Гааз разволновался до необходимости извлекать платок и вытирать им повлажневшие глаза. Федор Петрович, голубчик, дорогой вы наш, тотчас зазвучал, пусть несколько вразнобой, хор почти ангельских голосов, вы же все-таки не Антей, чтобы держать на себе весь земной шар! Китайцев нам жаль, но поберегите и вы себя! «В конце концов, — рассудительно сказала хозяйка дома, статная красавица в темном вечернем платье, тюлевом чепце и черных кружевных митенках, — вам надо поберечь себя для России. Мы вам все тут помощницы в ваших заботах о несчастных, и мы все тут вам признательны, как, может быть, никому. И знаете, почему?»

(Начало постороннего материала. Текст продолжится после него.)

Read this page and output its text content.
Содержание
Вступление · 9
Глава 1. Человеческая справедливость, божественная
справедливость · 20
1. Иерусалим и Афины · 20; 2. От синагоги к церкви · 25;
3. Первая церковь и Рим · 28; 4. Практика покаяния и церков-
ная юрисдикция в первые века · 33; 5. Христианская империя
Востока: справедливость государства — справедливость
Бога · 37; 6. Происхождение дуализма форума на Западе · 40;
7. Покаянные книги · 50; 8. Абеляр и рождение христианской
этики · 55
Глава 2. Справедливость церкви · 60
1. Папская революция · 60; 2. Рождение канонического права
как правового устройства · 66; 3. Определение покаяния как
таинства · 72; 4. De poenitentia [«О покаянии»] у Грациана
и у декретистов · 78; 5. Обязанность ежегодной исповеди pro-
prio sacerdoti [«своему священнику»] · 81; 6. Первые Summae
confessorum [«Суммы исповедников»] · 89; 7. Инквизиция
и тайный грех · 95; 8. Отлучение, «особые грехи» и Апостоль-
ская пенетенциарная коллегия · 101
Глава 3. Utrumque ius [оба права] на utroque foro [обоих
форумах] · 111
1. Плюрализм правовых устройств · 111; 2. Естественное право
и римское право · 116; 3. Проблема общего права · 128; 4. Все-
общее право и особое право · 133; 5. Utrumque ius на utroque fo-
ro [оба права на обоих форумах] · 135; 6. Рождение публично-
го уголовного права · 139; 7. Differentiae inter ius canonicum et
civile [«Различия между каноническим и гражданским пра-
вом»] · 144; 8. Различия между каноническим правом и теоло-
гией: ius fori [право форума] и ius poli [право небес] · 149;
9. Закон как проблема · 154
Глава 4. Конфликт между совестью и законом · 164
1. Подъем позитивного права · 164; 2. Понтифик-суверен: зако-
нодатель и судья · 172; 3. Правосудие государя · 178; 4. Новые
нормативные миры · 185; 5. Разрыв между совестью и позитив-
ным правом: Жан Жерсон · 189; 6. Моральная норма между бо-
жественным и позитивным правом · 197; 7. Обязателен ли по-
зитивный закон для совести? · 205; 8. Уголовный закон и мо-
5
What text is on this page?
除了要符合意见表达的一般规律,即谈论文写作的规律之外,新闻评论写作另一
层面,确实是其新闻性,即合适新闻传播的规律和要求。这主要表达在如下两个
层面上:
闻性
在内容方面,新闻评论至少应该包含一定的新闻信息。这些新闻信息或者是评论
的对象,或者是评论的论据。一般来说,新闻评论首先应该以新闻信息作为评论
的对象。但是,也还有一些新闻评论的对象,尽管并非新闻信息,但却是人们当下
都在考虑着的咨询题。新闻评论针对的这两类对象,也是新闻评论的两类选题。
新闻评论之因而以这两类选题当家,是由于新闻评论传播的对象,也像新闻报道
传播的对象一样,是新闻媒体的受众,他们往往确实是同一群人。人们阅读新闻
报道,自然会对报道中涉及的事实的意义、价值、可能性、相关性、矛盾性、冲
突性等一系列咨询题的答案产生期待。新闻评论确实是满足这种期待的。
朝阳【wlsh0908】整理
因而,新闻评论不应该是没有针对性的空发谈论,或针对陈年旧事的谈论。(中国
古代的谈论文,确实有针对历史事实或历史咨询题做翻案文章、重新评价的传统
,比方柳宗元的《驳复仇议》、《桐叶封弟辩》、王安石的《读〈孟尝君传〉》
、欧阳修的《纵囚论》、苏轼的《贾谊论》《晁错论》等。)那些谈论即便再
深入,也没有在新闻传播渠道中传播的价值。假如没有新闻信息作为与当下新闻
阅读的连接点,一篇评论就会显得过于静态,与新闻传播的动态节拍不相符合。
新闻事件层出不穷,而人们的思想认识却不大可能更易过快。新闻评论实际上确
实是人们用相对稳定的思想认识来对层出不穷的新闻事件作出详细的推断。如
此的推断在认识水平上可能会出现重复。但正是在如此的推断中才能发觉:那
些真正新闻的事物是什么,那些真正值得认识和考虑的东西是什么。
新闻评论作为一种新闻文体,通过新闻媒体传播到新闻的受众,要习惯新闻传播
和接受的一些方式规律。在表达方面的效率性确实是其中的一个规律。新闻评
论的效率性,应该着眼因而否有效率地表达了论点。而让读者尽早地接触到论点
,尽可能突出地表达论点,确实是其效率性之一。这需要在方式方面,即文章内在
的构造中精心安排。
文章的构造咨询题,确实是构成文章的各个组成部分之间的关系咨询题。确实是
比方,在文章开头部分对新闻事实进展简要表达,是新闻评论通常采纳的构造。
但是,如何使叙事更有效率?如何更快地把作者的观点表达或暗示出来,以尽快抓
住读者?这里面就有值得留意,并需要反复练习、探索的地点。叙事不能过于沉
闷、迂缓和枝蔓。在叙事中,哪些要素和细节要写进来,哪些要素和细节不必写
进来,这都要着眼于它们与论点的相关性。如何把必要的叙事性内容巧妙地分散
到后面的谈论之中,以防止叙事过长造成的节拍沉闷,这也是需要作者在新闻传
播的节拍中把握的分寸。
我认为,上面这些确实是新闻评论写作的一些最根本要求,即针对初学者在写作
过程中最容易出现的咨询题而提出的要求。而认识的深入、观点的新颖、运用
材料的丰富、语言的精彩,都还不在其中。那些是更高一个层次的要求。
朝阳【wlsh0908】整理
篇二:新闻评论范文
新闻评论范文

— Я, кажется, догадываюсь, — несколько склонив голову набок, отвечал Гааз. — Это совсем не моя заслуга или это очень моя маленькая заслуга. О! Не надо больших, крупных дел! Не всякому возможно. Это господа Мюр и Мерелиз, например, у них магазины, финансы, и они подают милостыню сотнями книг Нового Завета, по-русски, по-церковнославянски и даже по-польски… Но сострадание есть у каждого.
— Это правда, Федор Петрович, — со своей чудесной мягкой улыбкой сказала Елизавета Алексеевна, — но далеко не вся.
— Да, да, — словно оправдываясь, говорил Гааз. — Мое счастье в том, что склонности мои нашли соответствующие им предметы… Я думаю, в этом все дело.
— Если бы я была художник, — промолвила Елизавета Алексеевна, — я непременно нарисовала бы ваш портрет.
Тут Федор Петрович поступил, надо признать, совершено неожиданно: закрыв лицо руками, он воскликнул, что именно так будет позировать всякому, кто пожелает срисовать с него образ, а по-русски лучше сказать образину. Нашли сиятельную особу! Поэта! Ученого! Шута горохового! Портреты пишут для удовлетворения собственного тщеславия или в назидание потомству. Он опустил руки, открыл лицо, улыбнулся детской своей улыбкой и с комическим ужасом спросил:
— Неужели вы обо мне столь дурного мнения?
Ах, какое тут поднялось волнение! Княгиня Мария Анатольевна Лутовинова, особа в высшей степени строгая и даже замкнутая, и та не выдержала и произнесла густым своим басом, что Федор Петрович как красна девица, ей-богу. Отчего же не списать парсуну с хорошего человека? Злодеев всяких пишем, прости Господи, вон даже от Гришки Отрепьева в иных домах тебя неровен час в жар кидает. Экая злодейская рожа! Но Елизавета Алексеевна, взяв Федора Петровича под руку, продолжала, что будь она хоть в малейшей степени наделена даром живописца, то пристроилась бы, к примеру, бок о бок с тем художником, которого князь Щербатов скрыл за специальной ширмой в кабинете, а уж потом призвал к себе Гааза якобы для разговора о Полицейской больнице. Простая душа, Федор Петрович даже и не подозревал тогда, что с него пишут портрет. Доктор осуждающе покачал головой. «Welcher Schlaukopf!»[70] На портрете, слава Богу, вас можно узнать, но вы как-то чересчур скованы, словом, не совсем такой, каким мы вас привыкли видеть и каким мы вас любим. Там нет вашей всегдашней доброты, там есть какой-то строгий господин, который глядит букой и вот-вот учинит кому-нибудь выговор. А ведь мы знаем другое ваше лицо, на которое нельзя смотреть иначе как с отрадным чувством — столько выражено в нем доброты, любви и правды! Помните ли, как на Воробьевых горах мы помогали вам проверять списки и как солдат вызвал Петрова, кого-то убившего и наказанного шестьюстами ударами сквозь строй. Елизавета Алексеевна обмахнулась веером — но не черепаховым, как у мадемуазель Ермолиной, а только-только входящим в моду кружевным с нашитыми стальными гранеными бусами. Этого, однако, ей показалось недостаточно, и из дамской сумочки, изображавшей собой ананас в самых спелых, тепло-оранжевых его тонах с пучком ярко-зеленых листьев поверху, она извлекла флакон с нюхательной солью и несколько раз глубоко вздохнула.